Question: What's the use of this cb_t structure? Especially of this cb[1].u field in this line here:
uint last_row = 128 * cb[1].u;
How do I have to initialize this cb structure? It seems "f" and "i" are not used at all.
... typedef union { float f; uint u; int i; } cb_t; __attribute__((reqd_work_group_size(64,1,1))) __kernel void fft_fwd( __constant cb_t *cb __attribute__((max_constant_size(32))), __global float2 *gcomplx_in, __global float2 *gcomplx_out) { __local float lds[1024]; __global float2 * gpc; uint tbase; uint i0, j0; uint gid = get_global_id(2); gid = (gid * get_global_size(1)) + get_global_id(1); gid = (gid * get_global_size(0)) + get_global_id(0); uint me = gid & 15U; // work item within vector uint row_index = gid >> 4; // vector index uint last_row = 128 * cb[1].u; uint offset = min (row_index, last_row-1); offset = ((offset >> 7) << 15) + ((offset & 127) << 0); gcomplx_in = gcomplx_in + offset; offset = ((row_index >> 7) << 15) + ((row_index & 127) << 8); gcomplx_out = gcomplx_out + offset; ...
If you reverse-engineer the kernel code, you can see that this is the number of 1-D FFTs the kernel should execute, or the batch size.
Just curious, how did you capture the generated Code?
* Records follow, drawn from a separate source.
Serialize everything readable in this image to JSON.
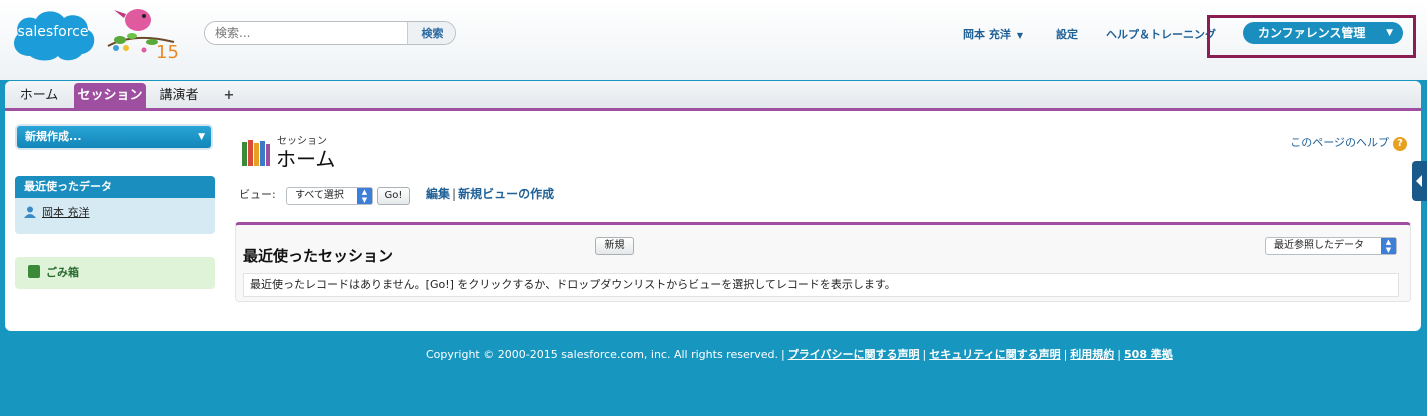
{
  "header": {
    "logo_text": "salesforce",
    "mascot_number": "15",
    "search": {
      "placeholder": "検索...",
      "button": "検索"
    },
    "user_menu": "岡本 充洋",
    "setup": "設定",
    "help_training": "ヘルプ＆トレーニング",
    "app_switcher": "カンファレンス管理"
  },
  "tabs": [
    {
      "label": "ホーム"
    },
    {
      "label": "セッション"
    },
    {
      "label": "講演者"
    },
    {
      "label": "+"
    }
  ],
  "sidebar": {
    "new_button": "新規作成...",
    "recent_title": "最近使ったデータ",
    "recent_items": [
      {
        "label": "岡本 充洋"
      }
    ],
    "trash": "ごみ箱"
  },
  "main": {
    "object_label": "セッション",
    "page_title": "ホーム",
    "help_link": "このページのヘルプ",
    "help_icon_char": "?",
    "view_label": "ビュー:",
    "view_select": "すべて選択",
    "go_button": "Go!",
    "edit_link": "編集",
    "separator": "|",
    "new_view_link": "新規ビューの作成",
    "recent_section": {
      "title": "最近使ったセッション",
      "new_button": "新規",
      "sort_select": "最近参照したデータ",
      "empty_message": "最近使ったレコードはありません。[Go!] をクリックするか、ドロップダウンリストからビューを選択してレコードを表示します。"
    }
  },
  "footer": {
    "copyright": "Copyright © 2000-2015 salesforce.com, inc. All rights reserved.",
    "separator": "|",
    "links": [
      {
        "label": "プライバシーに関する声明"
      },
      {
        "label": "セキュリティに関する声明"
      },
      {
        "label": "利用規約"
      },
      {
        "label": "508 準拠"
      }
    ]
  },
  "colors": {
    "brand_blue": "#1797c0",
    "tab_accent": "#9e4fa0",
    "highlight_box": "#8a1e52"
  },
  "icons": {
    "app_logo": "salesforce-cloud-icon",
    "mascot": "bird-mascot-icon",
    "user_caret": "caret-down-icon",
    "recent_item": "person-icon",
    "trash": "trash-icon",
    "page": "books-icon",
    "help": "question-icon",
    "side_toggle": "chevron-left-icon"
  }
}
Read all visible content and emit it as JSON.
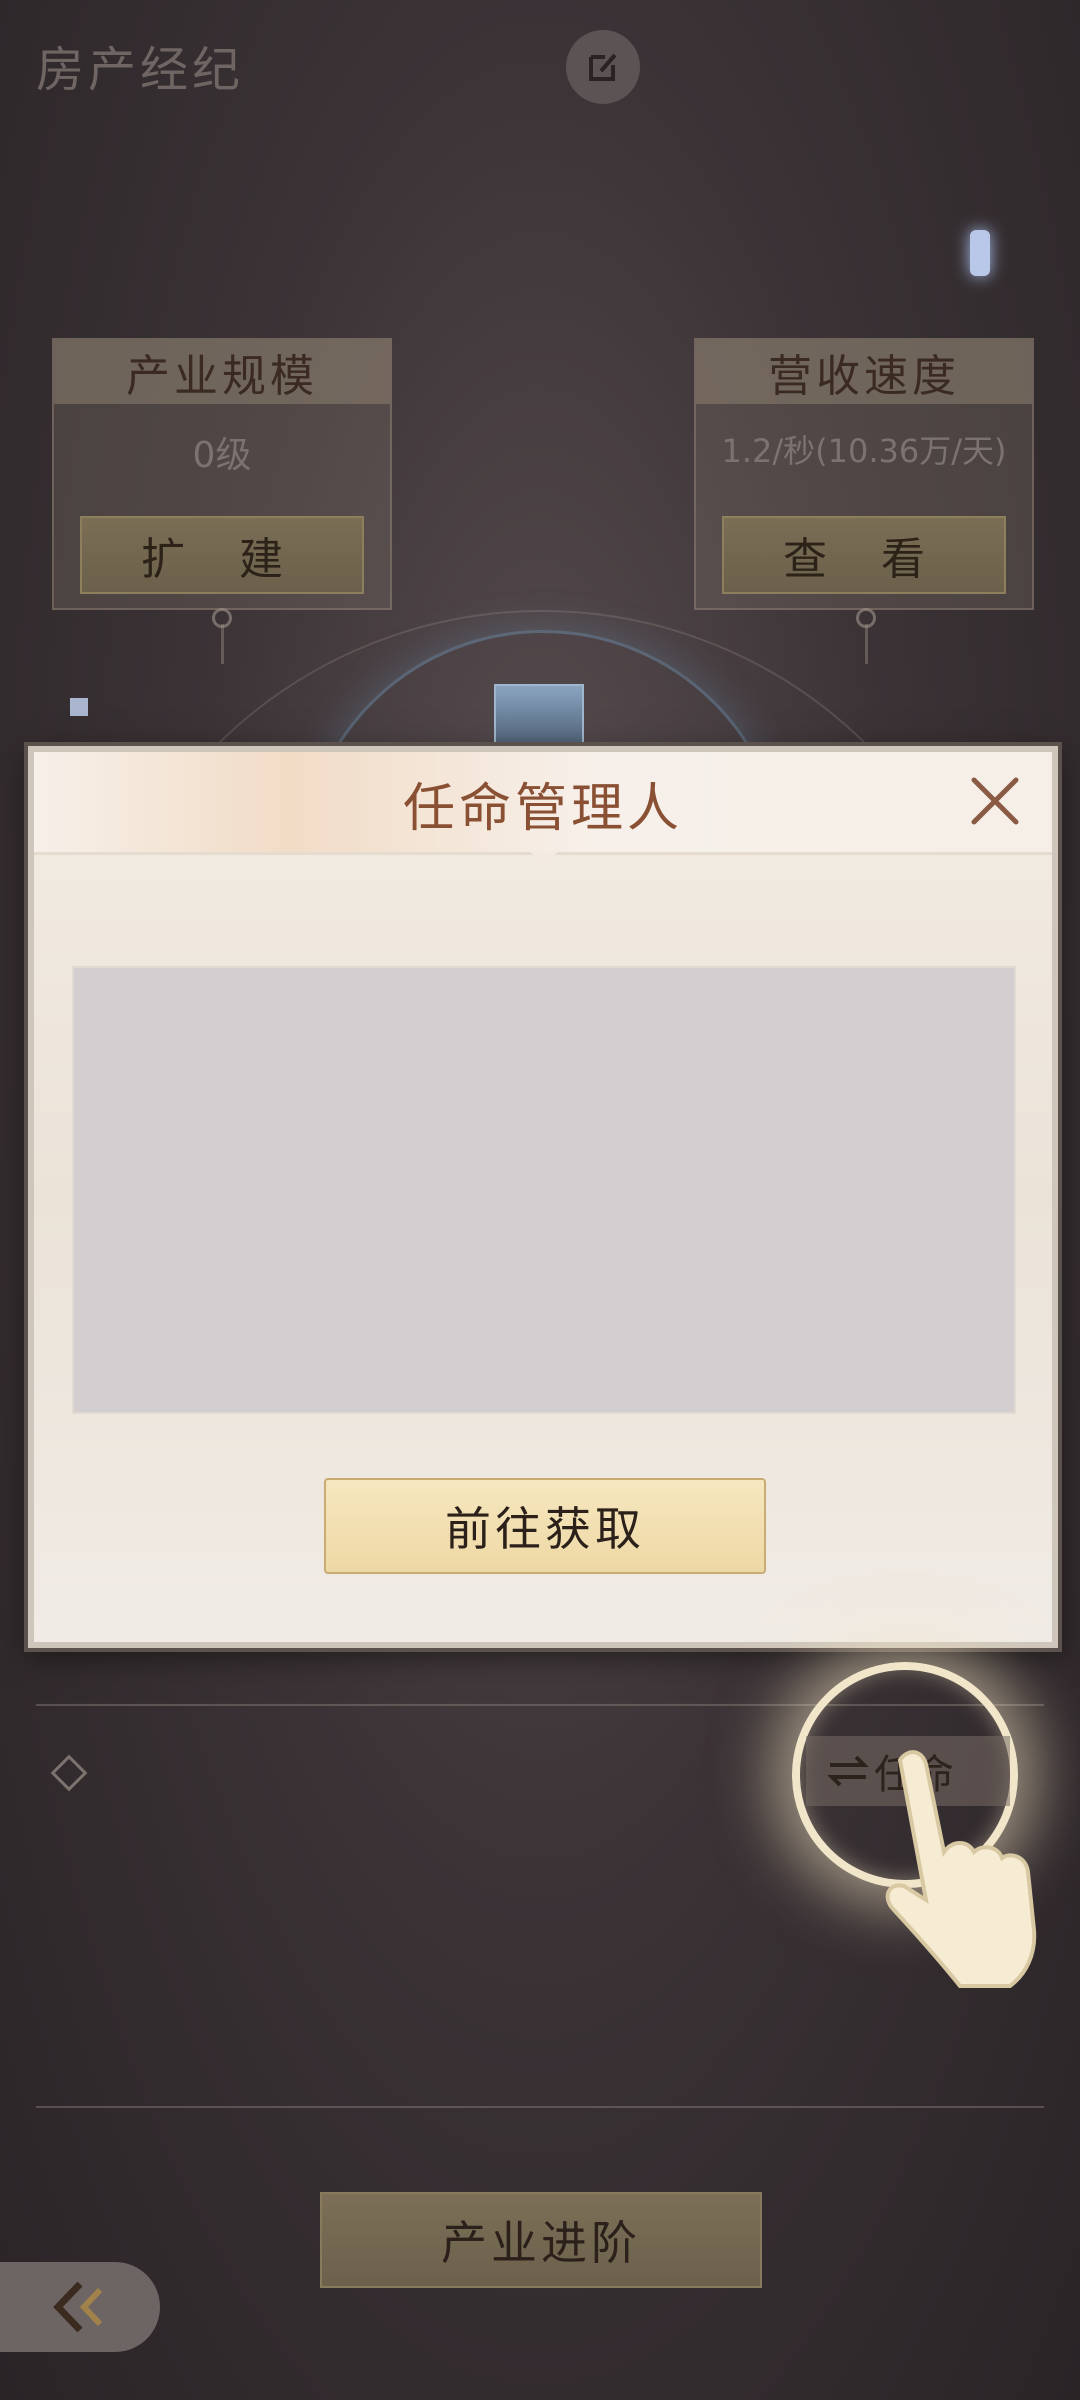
{
  "header": {
    "title": "房产经纪",
    "edit_icon": "edit-icon"
  },
  "cards": [
    {
      "heading": "产业规模",
      "value": "0级",
      "button": "扩 建"
    },
    {
      "heading": "营收速度",
      "value": "1.2/秒(10.36万/天)",
      "button": "查 看"
    }
  ],
  "modal": {
    "title": "任命管理人",
    "close_icon": "close-icon",
    "primary_button": "前往获取"
  },
  "manager_row": {
    "appoint_button": "任命",
    "appoint_icon": "swap-arrows-icon",
    "diamond_icon": "diamond-icon"
  },
  "footer": {
    "advance_button": "产业进阶",
    "back_icon": "double-chevron-left-icon"
  },
  "colors": {
    "accent_text": "#8a5034",
    "modal_bg": "#efe8df",
    "button_gold": "#f3e2b5",
    "page_bg": "#3b3336"
  }
}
Easy. Just use command line flag "-d" with the provided sample program clAmdFft.Client.exe
How often, and with which parameters, do I have to call this kernel for a 32K FFT data array?
__kernel void fft_fwd(
__constant cb_t *cb __attribute__((max_constant_size(32))),
__global float2 *gcomplx_in,
__global float2 *gcomplx_out)
{
...
}
FrodoTheGiant,
It is not a good idea to use generated kernel files for FFT. The reason is
"different kernels are genrated for different inputs. The kernel is dependent on dimensionality, size of the buffer, device etc. "
Try changing the size in the sample and check whether you are getting the same kernel or not.
Die in Sente,
You can generate kernels using CLFFT_DUMP_PROGRAMS with debugFlags in clAmdFftSetupData.